In 2016, researchers writing in Nature (https://urldefense.proofpoint.com/v2/url?u=https-3A__doi.org_10.1038_nature19355&d=DwICJg&c=vh6FgFnduejNhPPD0fl_yRaSfZy8CWbWnIf4XJhSqx8&r=_nFMf8QbHMB7ni-_C0Yw0VKx5qA48tnCdCMvwPMyE2Q&m=G27Y0m2BRhRhd9eicLERXPGJt7Q2QO7fNMNggPp-kp4&s=KWutV4KLbJ2lJmWwpdFDM0OVC835lPQP49HVxfP2gRA&e=) described 3.7-billion-year-old conical structures, each 1-4 cm high, in rocks from southwest Greenland. These, they argued, were stromatolites (layered sediments formed in shallow waters by mats of single-celled microbes), which suggested that the fossil record began 200 million years earlier than previously thought.

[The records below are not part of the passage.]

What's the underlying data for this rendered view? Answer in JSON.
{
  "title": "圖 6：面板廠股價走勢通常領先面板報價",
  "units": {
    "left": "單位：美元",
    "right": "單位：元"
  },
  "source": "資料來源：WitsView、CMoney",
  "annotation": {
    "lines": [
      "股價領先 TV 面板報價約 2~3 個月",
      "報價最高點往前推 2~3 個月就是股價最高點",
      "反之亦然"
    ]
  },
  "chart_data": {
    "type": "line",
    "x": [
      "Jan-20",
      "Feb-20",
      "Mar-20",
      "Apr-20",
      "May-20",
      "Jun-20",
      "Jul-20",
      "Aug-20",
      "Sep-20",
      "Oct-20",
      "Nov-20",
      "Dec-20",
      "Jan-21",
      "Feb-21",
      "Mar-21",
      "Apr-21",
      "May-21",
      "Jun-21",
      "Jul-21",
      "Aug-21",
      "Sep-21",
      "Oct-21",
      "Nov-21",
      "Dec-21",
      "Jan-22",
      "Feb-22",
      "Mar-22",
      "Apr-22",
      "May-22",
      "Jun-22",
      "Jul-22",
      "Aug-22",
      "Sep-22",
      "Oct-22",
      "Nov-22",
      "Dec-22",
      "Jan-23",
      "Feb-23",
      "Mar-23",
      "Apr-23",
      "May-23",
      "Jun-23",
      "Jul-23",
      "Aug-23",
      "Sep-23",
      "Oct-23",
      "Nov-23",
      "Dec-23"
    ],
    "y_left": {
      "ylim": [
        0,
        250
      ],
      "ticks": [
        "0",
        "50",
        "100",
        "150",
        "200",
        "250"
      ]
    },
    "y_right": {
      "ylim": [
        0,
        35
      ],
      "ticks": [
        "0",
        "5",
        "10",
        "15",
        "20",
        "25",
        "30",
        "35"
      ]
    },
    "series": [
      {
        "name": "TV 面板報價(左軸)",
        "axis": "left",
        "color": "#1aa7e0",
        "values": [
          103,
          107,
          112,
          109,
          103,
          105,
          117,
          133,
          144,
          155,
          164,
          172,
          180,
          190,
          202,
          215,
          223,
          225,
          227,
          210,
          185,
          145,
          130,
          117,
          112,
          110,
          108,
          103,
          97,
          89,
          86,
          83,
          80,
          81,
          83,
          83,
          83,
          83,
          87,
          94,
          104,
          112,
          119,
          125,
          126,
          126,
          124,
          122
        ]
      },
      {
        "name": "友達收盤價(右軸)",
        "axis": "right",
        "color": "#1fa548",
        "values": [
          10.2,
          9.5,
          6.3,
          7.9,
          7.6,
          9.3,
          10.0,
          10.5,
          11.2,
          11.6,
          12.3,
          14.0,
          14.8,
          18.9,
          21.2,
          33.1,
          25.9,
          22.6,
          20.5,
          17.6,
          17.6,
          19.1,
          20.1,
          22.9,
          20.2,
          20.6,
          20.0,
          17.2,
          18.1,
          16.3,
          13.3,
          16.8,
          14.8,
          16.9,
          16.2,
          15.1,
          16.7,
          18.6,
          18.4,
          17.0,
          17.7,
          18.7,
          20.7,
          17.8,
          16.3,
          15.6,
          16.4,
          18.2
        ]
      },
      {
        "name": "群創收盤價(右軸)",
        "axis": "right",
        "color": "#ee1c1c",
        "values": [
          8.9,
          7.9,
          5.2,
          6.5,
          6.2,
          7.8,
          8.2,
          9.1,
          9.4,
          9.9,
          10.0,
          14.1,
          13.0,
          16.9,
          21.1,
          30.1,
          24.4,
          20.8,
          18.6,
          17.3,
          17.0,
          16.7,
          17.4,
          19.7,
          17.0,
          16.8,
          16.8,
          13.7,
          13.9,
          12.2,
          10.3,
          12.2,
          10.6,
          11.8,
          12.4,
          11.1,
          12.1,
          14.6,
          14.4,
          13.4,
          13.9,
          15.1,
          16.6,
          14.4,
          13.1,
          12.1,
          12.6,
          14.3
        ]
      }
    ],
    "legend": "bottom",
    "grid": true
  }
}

Abigail Allwood, Joel Hurowitz and colleagues analyse the three-dimensional shape, orientation and chemical composition of the alleged fossils. They find that, unlike stromatolites, the structures have no internal layers, lack chemical signatures of microbial activity, and are - when viewed three-dimensionally - actually ridge-shaped, not conical. Instead, they argue, the features are better interpreted as non-biological - the result of metamorphic alteration and deformation of marine sediments long after burial.
“The biological input to ancient stromato¬lites is a long-standing controversy”, comments Mark van Zuilen in an associated News & Views. “Future research might lead to a firm understanding of the primary versus second¬ary processes that shaped this rock.”